When a kidney failure occurs, a kidney transplant may be the last straw one can get. But it is still difficult for many patients to receive a transplant immediately. Many have to wait, wait, wait and take dialysis treatment, which can be bad for their long-term health.
Good thing is that this may soon be changed, as in the future, patients may be able to have an artificial kidney which is both healthy and affordable.
5 or 10 years of waiting for transplant
Nowadays, as the rates of kidney disease are growing quickly, nearly 750,000 Americans are suffering from end-stage renal disease, many of which need a kidney transplant to survive. This leads to an urgent shortage of kidneys for transplant.
As of 2016, 21,000 patients were able to get a transplant in the U.S., while 100,000 patients were waiting for transplant, which may require 5 to 10 years.
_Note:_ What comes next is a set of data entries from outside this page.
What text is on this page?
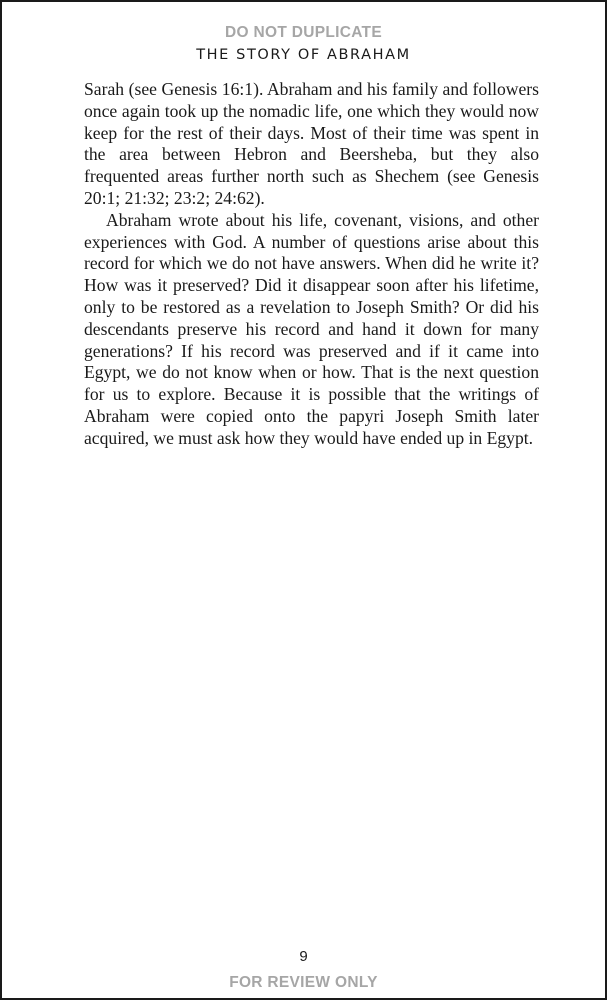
DO NOT DUPLICATE
THE STORY OF ABRAHAM

Sarah (see Genesis 16:1). Abraham and his family and followers once again took up the nomadic life, one which they would now keep for the rest of their days. Most of their time was spent in the area between Hebron and Beersheba, but they also frequented areas further north such as Shechem (see Genesis 20:1; 21:32; 23:2; 24:62).

Abraham wrote about his life, covenant, visions, and other experiences with God. A number of questions arise about this record for which we do not have answers. When did he write it? How was it preserved? Did it disappear soon after his lifetime, only to be restored as a revelation to Joseph Smith? Or did his descendants preserve his record and hand it down for many generations? If his record was preserved and if it came into Egypt, we do not know when or how. That is the next question for us to explore. Because it is possible that the writings of Abraham were copied onto the papyri Joseph Smith later acquired, we must ask how they would have ended up in Egypt.

9
FOR REVIEW ONLY
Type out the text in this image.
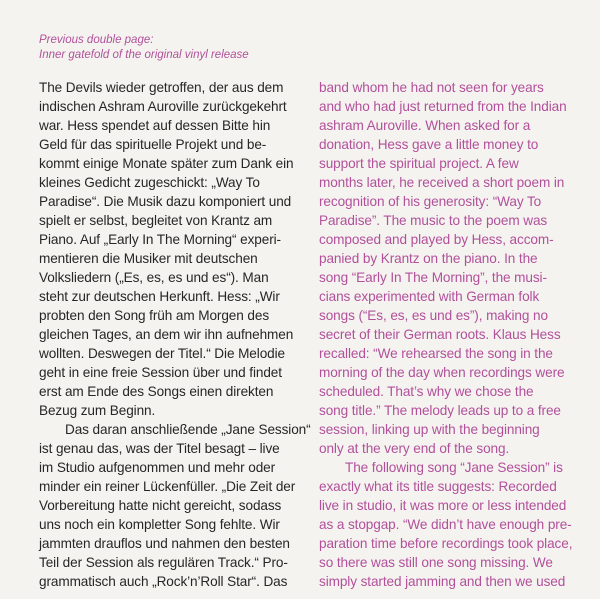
Previous double page:
Inner gatefold of the original vinyl release
The Devils wieder getroffen, der aus dem
indischen Ashram Auroville zurückgekehrt
war. Hess spendet auf dessen Bitte hin
Geld für das spirituelle Projekt und be-
kommt einige Monate später zum Dank ein
kleines Gedicht zugeschickt: „Way To
Paradise“. Die Musik dazu komponiert und
spielt er selbst, begleitet von Krantz am
Piano. Auf „Early In The Morning“ experi-
mentieren die Musiker mit deutschen
Volksliedern („Es, es, es und es“). Man
steht zur deutschen Herkunft. Hess: „Wir
probten den Song früh am Morgen des
gleichen Tages, an dem wir ihn aufnehmen
wollten. Deswegen der Titel.“ Die Melodie
geht in eine freie Session über und findet
erst am Ende des Songs einen direkten
Bezug zum Beginn.
Das daran anschließende „Jane Session“
ist genau das, was der Titel besagt – live
im Studio aufgenommen und mehr oder
minder ein reiner Lückenfüller. „Die Zeit der
Vorbereitung hatte nicht gereicht, sodass
uns noch ein kompletter Song fehlte. Wir
jammten drauflos und nahmen den besten
Teil der Session als regulären Track.“ Pro-
grammatisch auch „Rock’n’Roll Star“. Das
band whom he had not seen for years
and who had just returned from the Indian
ashram Auroville. When asked for a
donation, Hess gave a little money to
support the spiritual project. A few
months later, he received a short poem in
recognition of his generosity: “Way To
Paradise”. The music to the poem was
composed and played by Hess, accom-
panied by Krantz on the piano. In the
song “Early In The Morning”, the musi-
cians experimented with German folk
songs (“Es, es, es und es”), making no
secret of their German roots. Klaus Hess
recalled: “We rehearsed the song in the
morning of the day when recordings were
scheduled. That’s why we chose the
song title.” The melody leads up to a free
session, linking up with the beginning
only at the very end of the song.
The following song “Jane Session” is
exactly what its title suggests: Recorded
live in studio, it was more or less intended
as a stopgap. “We didn’t have enough pre-
paration time before recordings took place,
so there was still one song missing. We
simply started jamming and then we used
During their waiting, most patients have to undergo long-term dialysis treatment regularly in order to survive. Dialysis can help clear toxins from their blood, but it cannot replace many essential kidney functions. Patients remaining alive after five years’ dialysis count only 35% on average.
A milestone for kidney treatment
The UC San Francisco scientists have implanted an artificial kidney containing human kidney cells into pigs, without causing immune reaction or blood clots. The success of the experiment gets ready for future trials on human beings.
So, what are the benefits of this artificial kidney?
First, artificial kidney can do what dialysis can do, removing toxins from the blood with a blood filtration system. It can also replace many essential kidney functions with human kidney cells, including adjusting salt levels, maintaining blood pressure, and producing essential hormones.
Second, artificial kidney may be healthier than real kidney transplant. After transplant, patients have to take immune-suppressing drugs for life to prevent rejection, because the transplanted cells come from someone else.
"These drugs not only expose patients to infection and other harmful side-effects but have been shown to directly harm transplanted cells and organs, eroding the therapeutic benefit of transplants over time," said project co-leader Shuvo Roy. Artificial kidney may be able to reduce side effects.
Third, artificial kidney is more affordable for patients than kidney transplant and drugs.
Currently, Medicare in the U.S. covers dialysis for life, but only covers immune-suppressing drugs for three years after transplant. Many patients don’t have enough money to afford them after the first three years. Some even lose the new organ in the end. If Medicare can cover artificial kidney, it will benefit more people.
To conclude, scientists are planning to further study whether the artificial kidney can replace a failed kidney in animals. If it is successful, they may start human trials. In the foreseeable future, artificial kidney may really save millions of people.